Omitted artists by Sam Hollis
According to curator Gina Matchitt, “art history is undergoing long-overdue revision”. After centuries of prohibition and omission, women, non-white, and LGBTQIA+ artists are being seen, bringing a fresh and much-needed outlook to the art world.
If steps have been taken, then Autonomous Bodies, running at the New Zealand Portrait Gallery Te Pūkenga Whakaata from the 26th of August to the 7th of November, takes leaps. The new exhibition exclusively features New Zealand women, wāhine, transgender, and nonbinary artists, who share their stories in a series of experiential portraits.
Matchitt says that male domination in art dates as far back as the Renaissance, with women barred from training as artists for much of history.
“There were philosophers like Rousseau who were adamant that women did not have this ‘creative genius’”, she says, “there’s a very long history of women being prohibited.”
Recently, defiant individuals from throughout time have begun to be heralded as influences, with Matchitt pointing to major galleries’ recent surveys of international artists Hilma af Klint and Artemisia Gentileschi, and Kiwi artists such as Frances Hodgkins, Louise Henderson, and Jacqueline Fahey, the latter of which features alongside 23 others in Autonomous Bodies.

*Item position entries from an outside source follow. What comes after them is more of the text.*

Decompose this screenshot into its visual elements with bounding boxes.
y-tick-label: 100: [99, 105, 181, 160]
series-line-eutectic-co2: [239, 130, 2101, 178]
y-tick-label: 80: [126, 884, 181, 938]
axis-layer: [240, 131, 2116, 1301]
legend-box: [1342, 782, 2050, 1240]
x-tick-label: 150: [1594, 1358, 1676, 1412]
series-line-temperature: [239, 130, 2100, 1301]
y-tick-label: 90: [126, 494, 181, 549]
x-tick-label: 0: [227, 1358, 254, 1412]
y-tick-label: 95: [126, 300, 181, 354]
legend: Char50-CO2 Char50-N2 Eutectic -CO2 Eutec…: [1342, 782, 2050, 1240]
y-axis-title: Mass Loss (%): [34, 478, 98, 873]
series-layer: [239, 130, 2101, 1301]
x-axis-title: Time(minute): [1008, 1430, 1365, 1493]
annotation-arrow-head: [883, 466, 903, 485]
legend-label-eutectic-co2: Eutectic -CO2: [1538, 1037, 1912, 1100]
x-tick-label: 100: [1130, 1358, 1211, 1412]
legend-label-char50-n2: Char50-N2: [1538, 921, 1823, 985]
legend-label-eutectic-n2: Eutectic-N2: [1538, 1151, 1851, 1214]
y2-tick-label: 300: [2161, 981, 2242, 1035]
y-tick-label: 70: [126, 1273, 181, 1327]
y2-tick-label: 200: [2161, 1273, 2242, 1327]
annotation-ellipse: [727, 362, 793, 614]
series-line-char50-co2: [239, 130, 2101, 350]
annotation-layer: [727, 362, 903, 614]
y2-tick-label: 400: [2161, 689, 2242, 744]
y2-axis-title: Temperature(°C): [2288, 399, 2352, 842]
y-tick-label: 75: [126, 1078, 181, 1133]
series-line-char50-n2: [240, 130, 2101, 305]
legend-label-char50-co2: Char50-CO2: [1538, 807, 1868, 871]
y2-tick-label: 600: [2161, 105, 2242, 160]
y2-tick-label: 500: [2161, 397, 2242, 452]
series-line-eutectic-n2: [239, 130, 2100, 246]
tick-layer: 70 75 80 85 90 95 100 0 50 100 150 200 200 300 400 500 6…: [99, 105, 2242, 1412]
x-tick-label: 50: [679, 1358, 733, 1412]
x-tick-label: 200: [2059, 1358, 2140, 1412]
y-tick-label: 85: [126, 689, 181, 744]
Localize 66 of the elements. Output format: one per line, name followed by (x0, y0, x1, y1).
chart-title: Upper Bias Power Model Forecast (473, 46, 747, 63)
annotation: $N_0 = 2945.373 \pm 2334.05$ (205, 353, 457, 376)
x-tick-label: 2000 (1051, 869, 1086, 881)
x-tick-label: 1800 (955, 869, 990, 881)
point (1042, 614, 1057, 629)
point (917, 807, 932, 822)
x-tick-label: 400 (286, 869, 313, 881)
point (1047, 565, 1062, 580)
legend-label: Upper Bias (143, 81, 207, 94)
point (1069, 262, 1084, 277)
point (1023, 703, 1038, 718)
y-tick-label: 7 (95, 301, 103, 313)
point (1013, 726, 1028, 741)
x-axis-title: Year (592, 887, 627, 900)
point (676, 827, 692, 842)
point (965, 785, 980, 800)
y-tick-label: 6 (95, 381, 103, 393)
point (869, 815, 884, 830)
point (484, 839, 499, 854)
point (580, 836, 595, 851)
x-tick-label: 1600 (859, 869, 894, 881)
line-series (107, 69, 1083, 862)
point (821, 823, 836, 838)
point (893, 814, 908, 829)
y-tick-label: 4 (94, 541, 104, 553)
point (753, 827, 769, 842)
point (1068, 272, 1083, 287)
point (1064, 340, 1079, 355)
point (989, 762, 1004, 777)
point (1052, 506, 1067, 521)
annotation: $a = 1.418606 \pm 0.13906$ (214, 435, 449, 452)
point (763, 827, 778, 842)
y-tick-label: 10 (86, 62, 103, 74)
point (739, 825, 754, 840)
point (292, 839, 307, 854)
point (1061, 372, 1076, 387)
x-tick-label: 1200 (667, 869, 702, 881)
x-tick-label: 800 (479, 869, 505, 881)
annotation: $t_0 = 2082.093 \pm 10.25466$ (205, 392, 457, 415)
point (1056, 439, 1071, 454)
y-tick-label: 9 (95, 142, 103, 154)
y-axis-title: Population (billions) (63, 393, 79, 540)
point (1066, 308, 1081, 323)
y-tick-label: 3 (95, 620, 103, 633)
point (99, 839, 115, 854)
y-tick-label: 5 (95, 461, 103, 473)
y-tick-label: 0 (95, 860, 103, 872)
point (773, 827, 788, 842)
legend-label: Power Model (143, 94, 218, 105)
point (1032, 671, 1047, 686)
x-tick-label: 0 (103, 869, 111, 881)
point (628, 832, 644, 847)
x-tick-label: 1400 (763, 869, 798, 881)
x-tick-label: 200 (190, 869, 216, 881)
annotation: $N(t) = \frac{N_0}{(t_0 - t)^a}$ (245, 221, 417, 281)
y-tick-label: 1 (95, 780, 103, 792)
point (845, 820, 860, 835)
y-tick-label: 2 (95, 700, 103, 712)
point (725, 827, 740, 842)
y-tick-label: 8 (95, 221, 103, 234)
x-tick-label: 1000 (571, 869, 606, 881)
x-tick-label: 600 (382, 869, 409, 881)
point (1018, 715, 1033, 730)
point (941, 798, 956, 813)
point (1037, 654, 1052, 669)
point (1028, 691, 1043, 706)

Matchitt says this creates a “big cross section of artists” who each bring their own experiences to the table.
“Jackie Fahey, she reflects a very domestic world… People like Robyn Kahukiwa, Kura Te Waru Rewiri, and Diane Prince, they explore and portray colonisation as it’s affected them, their whānau, their hapū, and their iwi… And then with Jo Bragg, who is nonbinary, it’s about how they negotiate the landscape physically and metaphorically, how they navigate through the current world.”